Today has been THE day. I spent until 2pm in bed. I bought new linen @ Adairs yesterday (I highly recommend the Linen Lovers club, if you’re an, ahem, linen lover, like me) and today I had NO appointments, no friends to meet, nothing to get done- so I spent all day in bed, except for when I had to get up to go to my Dad’s birthday dinner this evening. He chose a local place, we got a table next door to the childrens room, I had a subsequent couple of ciders- all was good. It was okay.
I’m going to see a naturopath this weekend. I had to fill in her “before you come and see me” forms today. It got weird. I got freaked out. I gave the job for mum to do. But she knows my bioanalyst guy down at Tweed so I figure she might be able to help me even more (without turning to the evil anti-psychotic drugs I have to deal with at the moment) so what can I lose apart from a couple of hundred of dollars? I jest. I’m privately insured, I hope that helps a bit. But what can it hurt by going?
I’m struggling immensely atm with intake and naturally suicidal thoughts re intake and size and the situation with Mums cancer etc. But my solution atm is more drugs, more drugs, more drugs- because I want to stay out of hospital and with mum while she’s undergoing chemo etc. I would usually be in hospital considering my current symptoms and me being uncooperative etc but myself and my case manager and mental health team are trying really hard to keep me at home.

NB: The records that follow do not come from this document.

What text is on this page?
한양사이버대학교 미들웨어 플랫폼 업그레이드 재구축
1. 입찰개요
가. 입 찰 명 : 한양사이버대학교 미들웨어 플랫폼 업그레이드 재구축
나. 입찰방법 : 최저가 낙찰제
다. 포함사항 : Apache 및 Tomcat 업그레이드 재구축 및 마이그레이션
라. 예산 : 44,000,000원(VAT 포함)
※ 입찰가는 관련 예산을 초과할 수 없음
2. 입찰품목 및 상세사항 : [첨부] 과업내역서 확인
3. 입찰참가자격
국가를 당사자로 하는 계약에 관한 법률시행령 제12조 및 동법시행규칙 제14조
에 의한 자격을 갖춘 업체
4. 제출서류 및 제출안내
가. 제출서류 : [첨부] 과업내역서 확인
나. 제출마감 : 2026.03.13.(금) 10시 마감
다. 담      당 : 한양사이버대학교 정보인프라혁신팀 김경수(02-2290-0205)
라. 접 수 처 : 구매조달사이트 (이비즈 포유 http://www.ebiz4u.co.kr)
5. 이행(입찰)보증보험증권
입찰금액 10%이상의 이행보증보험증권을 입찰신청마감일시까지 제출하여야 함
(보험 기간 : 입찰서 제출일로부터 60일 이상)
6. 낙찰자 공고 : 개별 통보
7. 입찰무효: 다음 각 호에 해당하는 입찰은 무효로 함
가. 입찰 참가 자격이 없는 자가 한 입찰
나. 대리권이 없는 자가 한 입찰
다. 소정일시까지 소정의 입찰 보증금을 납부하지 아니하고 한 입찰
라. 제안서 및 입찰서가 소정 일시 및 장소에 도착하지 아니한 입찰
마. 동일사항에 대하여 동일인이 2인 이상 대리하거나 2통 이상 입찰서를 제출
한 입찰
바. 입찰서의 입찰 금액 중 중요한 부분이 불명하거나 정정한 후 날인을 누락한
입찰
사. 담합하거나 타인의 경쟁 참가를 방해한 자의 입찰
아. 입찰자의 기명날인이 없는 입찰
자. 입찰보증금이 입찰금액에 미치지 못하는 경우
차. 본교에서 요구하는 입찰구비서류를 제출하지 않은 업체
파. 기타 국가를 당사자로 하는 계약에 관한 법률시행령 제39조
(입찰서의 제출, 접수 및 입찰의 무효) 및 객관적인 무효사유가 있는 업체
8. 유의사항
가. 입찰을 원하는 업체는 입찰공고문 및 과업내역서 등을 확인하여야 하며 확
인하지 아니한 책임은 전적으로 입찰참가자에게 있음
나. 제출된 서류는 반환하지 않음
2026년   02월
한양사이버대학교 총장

So that’s good.
I haven’t really been anywhere since NY eve, haven’t caught up with my friends or really left the house apart from appts and aforementioned Adairs shopping sprees. Oh, yoga has started again and that’s a twice weekly thing and I seem to benefit from that, so that’s a big thing, starting to leave the house for that again. My yoga teacher is amazing and I love his sessions so that’s a big plus.
Brisbane Comedy Fest, thanks for falling again on my low times. I don’t know if I’ll get to any of your shows, except maybe Damo Power. Though Fedele has started a comedy festival thing @ the SDCC and there’s a few things there, so we shall see. Braschy doing a rock thing? Count me in.
Right now, it’s 20 past eleven and I need to go make another coffee. I’ve been deprived today. Coffee and Curb? Sounds good to me.